For now, David is like any strong man (feel free to insert any dictator of your choice here) who was ushered into power by an equally powerful group of people who believed in his abilities and power to effect change: they lack foresight and a study in history, and he doesn’t see the damages his megalomania brings. And he also has a legion of sycophants, pulled in and lulled by the promise of better days, who at a moment’s notice can become an efficient and unquestioning, drone-like army led by a charismatic enforcer (here, David’s old stoner-buddy, Lenny, the Breakfast Queen and Mad Hatter). And for a few episodes more, David will keep the warriors busy fighting the good fight to save the world.
But if they are successful, they will be saving the world from a mess partially of their own making. They set out to find someone powerful enough to help save them from the existential threat they faced from a bigoted and well-resourced shadow government and are now trying to eradicate what they see as a bigger existential threat. It is an infinity loop of reprisals and repercussions — the second of three revolving doors the show explores. (The third being the intimate interconnections between past, present, and future). Since it is the last season, Hawley and team will have to end this at some point in the loop.
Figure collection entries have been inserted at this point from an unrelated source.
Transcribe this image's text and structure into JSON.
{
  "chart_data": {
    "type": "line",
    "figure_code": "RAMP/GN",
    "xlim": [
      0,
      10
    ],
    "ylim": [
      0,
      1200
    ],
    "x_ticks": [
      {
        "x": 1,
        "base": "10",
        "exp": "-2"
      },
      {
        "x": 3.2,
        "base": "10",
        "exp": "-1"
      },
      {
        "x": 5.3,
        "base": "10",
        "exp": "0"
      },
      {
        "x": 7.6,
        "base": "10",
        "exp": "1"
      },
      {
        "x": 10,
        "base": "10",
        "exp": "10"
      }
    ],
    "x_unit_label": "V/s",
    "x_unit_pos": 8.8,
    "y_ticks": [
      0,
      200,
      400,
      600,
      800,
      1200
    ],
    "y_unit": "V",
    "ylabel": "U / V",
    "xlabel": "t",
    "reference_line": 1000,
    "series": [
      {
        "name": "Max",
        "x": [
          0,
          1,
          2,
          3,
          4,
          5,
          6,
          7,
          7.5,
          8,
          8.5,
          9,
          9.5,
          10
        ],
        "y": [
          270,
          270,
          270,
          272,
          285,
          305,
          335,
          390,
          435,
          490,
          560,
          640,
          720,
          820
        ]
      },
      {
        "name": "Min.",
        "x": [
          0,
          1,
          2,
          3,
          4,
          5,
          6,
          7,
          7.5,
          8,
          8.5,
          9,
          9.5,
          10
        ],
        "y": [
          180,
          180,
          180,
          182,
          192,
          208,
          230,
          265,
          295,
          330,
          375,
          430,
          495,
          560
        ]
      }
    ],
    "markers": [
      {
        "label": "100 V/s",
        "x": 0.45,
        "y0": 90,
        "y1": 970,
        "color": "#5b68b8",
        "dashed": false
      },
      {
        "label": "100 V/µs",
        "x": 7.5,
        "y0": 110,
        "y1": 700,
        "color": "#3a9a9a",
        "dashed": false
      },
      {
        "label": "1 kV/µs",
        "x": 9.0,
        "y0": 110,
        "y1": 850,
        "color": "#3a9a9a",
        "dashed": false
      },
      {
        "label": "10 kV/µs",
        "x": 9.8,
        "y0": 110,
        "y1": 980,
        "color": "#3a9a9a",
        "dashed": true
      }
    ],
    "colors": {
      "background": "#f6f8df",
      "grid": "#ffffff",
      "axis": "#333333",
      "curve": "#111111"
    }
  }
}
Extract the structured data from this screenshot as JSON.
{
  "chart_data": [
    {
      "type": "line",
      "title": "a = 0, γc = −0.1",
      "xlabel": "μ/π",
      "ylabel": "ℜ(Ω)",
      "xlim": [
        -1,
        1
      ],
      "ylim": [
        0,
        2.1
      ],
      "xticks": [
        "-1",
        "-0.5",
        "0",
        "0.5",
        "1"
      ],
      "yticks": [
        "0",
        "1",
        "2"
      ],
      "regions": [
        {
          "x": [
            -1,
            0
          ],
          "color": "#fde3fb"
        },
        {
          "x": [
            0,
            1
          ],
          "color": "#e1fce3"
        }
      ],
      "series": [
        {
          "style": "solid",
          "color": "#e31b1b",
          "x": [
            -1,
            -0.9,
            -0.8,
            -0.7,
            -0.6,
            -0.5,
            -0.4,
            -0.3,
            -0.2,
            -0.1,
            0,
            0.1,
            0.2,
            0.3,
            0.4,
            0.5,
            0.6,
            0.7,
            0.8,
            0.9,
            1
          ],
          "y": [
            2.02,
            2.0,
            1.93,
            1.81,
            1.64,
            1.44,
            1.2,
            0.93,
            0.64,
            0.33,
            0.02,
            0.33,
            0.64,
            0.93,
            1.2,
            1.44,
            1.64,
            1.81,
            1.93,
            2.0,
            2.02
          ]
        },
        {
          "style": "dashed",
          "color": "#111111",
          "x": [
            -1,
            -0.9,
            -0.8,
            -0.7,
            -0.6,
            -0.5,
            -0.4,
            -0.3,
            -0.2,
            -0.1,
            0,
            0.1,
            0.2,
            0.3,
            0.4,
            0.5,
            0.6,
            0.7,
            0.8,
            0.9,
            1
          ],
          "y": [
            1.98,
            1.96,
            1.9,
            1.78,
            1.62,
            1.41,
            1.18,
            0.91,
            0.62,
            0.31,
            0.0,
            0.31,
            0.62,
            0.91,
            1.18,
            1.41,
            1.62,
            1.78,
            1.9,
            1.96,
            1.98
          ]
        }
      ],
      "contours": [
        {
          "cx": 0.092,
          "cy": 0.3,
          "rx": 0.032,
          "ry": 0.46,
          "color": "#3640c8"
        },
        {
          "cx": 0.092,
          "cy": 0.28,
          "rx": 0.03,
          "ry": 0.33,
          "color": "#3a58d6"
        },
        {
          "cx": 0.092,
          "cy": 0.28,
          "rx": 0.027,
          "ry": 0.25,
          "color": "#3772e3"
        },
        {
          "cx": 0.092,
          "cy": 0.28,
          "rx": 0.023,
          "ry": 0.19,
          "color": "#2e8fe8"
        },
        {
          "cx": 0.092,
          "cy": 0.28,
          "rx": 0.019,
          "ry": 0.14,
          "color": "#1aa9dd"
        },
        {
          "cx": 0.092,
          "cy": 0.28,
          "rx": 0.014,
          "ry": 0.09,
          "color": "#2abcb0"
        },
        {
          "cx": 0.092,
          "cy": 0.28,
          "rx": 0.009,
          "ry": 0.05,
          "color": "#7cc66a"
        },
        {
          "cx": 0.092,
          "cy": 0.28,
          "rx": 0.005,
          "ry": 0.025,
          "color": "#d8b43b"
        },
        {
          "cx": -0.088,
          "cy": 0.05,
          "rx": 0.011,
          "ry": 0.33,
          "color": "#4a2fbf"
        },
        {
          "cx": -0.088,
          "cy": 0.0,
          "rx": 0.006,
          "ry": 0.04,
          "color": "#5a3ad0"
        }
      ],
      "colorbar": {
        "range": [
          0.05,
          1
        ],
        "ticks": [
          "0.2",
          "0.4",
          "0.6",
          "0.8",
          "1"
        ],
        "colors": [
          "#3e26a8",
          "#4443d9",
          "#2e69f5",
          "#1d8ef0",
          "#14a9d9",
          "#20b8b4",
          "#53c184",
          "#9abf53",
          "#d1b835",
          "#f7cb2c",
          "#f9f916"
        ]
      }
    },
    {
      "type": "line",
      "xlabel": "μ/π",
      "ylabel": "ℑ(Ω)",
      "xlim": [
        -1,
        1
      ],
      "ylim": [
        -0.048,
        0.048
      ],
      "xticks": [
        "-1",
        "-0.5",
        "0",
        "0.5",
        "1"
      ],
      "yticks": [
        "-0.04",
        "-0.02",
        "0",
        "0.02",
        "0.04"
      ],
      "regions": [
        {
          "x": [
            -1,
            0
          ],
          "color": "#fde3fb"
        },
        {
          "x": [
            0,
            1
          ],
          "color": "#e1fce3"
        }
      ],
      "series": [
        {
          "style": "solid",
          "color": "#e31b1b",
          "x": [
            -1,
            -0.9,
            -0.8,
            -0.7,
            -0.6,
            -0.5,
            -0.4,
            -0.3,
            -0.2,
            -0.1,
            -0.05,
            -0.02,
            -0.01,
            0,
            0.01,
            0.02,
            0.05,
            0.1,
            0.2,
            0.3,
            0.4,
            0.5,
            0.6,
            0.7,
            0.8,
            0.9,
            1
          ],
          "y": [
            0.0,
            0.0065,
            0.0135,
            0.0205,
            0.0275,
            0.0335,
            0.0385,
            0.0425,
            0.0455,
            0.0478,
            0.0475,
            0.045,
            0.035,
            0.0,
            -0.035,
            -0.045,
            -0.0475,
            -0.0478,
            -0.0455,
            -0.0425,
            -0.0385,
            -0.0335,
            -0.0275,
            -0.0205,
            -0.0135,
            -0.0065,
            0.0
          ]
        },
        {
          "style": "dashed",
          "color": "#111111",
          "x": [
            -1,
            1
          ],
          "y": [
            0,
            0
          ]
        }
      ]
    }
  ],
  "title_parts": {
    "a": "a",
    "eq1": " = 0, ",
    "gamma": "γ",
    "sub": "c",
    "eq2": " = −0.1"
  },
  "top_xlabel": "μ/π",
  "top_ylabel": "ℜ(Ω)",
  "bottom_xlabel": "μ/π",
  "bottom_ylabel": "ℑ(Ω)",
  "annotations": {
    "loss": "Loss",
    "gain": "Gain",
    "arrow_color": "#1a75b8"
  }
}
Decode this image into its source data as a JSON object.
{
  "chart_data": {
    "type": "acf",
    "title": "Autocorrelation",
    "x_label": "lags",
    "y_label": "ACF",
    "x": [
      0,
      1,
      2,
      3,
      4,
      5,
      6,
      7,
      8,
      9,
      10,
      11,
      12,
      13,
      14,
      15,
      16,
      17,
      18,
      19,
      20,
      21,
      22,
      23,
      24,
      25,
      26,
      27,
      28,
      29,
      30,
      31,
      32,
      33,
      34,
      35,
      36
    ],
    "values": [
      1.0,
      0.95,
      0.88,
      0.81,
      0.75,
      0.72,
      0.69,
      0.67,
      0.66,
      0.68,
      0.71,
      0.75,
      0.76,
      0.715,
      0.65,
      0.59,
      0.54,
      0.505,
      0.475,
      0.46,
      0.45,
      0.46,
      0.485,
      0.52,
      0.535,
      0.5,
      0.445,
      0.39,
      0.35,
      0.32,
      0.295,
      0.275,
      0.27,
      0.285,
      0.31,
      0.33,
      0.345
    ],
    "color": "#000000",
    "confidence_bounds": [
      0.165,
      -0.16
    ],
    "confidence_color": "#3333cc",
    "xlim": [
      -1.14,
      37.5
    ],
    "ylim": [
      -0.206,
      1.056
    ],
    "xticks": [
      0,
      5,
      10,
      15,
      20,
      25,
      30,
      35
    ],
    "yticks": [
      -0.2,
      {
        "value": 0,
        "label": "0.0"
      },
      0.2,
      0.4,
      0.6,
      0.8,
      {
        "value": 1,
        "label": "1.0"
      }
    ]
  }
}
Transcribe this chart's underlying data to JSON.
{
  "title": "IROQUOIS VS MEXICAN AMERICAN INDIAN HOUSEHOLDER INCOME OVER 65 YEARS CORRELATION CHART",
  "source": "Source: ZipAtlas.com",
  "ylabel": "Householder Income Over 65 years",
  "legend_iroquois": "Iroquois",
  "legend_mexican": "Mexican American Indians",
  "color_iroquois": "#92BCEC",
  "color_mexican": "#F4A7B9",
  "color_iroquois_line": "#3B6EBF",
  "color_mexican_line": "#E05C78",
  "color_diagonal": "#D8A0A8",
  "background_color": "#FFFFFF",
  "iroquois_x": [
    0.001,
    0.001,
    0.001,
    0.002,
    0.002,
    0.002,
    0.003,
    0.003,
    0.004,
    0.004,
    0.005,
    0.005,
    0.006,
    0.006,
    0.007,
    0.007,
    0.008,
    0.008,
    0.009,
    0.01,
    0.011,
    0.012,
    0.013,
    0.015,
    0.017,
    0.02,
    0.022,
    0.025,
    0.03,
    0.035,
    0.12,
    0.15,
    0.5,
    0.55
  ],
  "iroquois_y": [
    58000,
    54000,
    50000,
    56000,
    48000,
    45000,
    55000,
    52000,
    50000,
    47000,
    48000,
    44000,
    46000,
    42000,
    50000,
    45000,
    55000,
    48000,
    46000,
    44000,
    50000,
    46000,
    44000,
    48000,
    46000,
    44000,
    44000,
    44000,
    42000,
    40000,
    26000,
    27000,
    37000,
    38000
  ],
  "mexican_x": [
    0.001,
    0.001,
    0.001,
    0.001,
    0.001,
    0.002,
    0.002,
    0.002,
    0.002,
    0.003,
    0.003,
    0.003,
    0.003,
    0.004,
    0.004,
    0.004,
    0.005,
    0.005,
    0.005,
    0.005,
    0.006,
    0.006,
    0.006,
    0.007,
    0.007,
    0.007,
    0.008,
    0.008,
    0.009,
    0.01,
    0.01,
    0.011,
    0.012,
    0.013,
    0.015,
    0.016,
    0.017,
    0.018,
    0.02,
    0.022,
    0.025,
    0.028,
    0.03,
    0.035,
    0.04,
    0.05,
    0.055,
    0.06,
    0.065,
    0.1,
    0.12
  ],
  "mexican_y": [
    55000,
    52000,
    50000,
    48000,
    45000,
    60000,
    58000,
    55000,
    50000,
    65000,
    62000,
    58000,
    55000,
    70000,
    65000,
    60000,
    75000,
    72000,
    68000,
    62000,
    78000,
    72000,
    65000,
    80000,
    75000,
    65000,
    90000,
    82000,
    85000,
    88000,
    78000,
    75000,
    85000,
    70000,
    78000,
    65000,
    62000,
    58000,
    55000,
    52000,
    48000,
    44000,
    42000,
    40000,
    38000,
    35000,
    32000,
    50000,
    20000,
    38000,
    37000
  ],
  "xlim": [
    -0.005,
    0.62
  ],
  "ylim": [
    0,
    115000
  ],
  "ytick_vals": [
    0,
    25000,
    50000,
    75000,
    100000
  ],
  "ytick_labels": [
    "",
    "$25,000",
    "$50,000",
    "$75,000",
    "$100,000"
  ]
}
I doubt, though, that the stopping point will see our mutant warriors going back to dealing with bigotry. It has become abundantly clear that tackling bigotry was never the show’s main interest. It was its catapult. The focus of Legion has been a toss-up between the ripple effects of bigotry (fear continually fueling action and reaction), mental health issues, and the lack of decent access to mental health care for people who fall through the cracks in an overloaded system or are completely out of it (the growing solidarity of men identifying as incels is one that seems especially pertinent here). That might have been as much a business choice as a creative one, since The Gifted, which airs on Fox — FX’s sister network — details the daily, painful struggles and personal sacrifices of mutants tackling bigotry and extremism from all sides, including the government, and on all fronts.